Another possibility is that she doesn't want to wee and poo in the same litter tray - some cats are that fussy about their toilet.
Then again she may just be young and not certain on her toileting yet. How old is she?
Oh and welcome to PF


----------



## RabbitMonster (Mar 20, 2012)

Agree with Lynn there. Also, try putting her in the tray regularly, particularly after meals, it might help solidify it in her more.


----------



## Tayto Girl (May 21, 2012)

Is it a feather/down duvet? Our old cat at home did this but only on the feather duvets - if it was a synthetic one she didn't - I think it had something to do with how it felt under her feet!! We had to ban her from upstairs eventually.


----------



## scatchy (Nov 29, 2011)

In addition to the advice already given I would say deny her access to the duvet until she is regularly using her tray.
Sometimes kittens just like a particular item to wee on and you need to break the habit as soon as possible.


----------



## RabbitMonster (Mar 20, 2012)

Tiny bit concerned OP hasn't come back...


----------



## AlexArt (Apr 25, 2010)

Ditto the above, also to get the pee smell in the litter tray try mopping up some of her pee wherever she does it with bog roll/tissue and placing that in her litter tray then stick her in the tray to sniff it.
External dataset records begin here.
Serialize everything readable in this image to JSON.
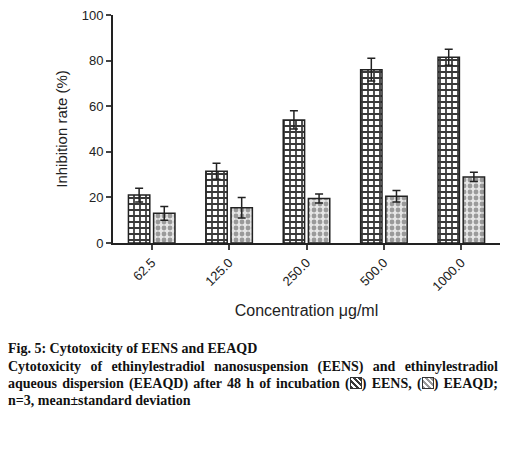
{
  "chart_data": {
    "type": "bar",
    "y_label": "Inhibition rate (%)",
    "x_label": "Concentration μg/ml",
    "categories": [
      "62.5",
      "125.0",
      "250.0",
      "500.0",
      "1000.0"
    ],
    "series": [
      {
        "name": "EENS",
        "color": "#3a3a3a",
        "values": [
          21,
          31.5,
          54,
          76,
          81.5
        ],
        "errors": [
          3,
          3.5,
          4,
          5,
          3.5
        ]
      },
      {
        "name": "EEAQD",
        "color": "#9a9a9a",
        "values": [
          13,
          15.5,
          19.5,
          20.5,
          29
        ],
        "errors": [
          3,
          4.5,
          2,
          2.5,
          2
        ]
      }
    ],
    "ylim": [
      0,
      100
    ],
    "yticks": [
      0,
      20,
      40,
      60,
      80,
      100
    ],
    "grid": false,
    "caption": {
      "title": "Fig. 5: Cytotoxicity of EENS and EEAQD",
      "parts": [
        "Cytotoxicity of ethinylestradiol nanosuspension (EENS) and ethinylestradiol aqueous dispersion (EEAQD) after 48 h of incubation (",
        {
          "swatch": 0
        },
        ") EENS, (",
        {
          "swatch": 1
        },
        ") EEAQD; n=3, mean±standard deviation"
      ]
    }
  }
}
I often use another cats pee/poop to put in the tray when we're trying to litter train feral kittens - gross I know - but it gets them digging to bury it then gives them that lightbulb moment when they realise that's where they go - it always works! Just keep her out of your bedroom for the mo and maybe confine her to one room so she has less options of where to pee and is not far away from the tray as to get caught out and have an accident. Once she has got the idea after a week or so it's ingrained then you can let them anywhere.


----------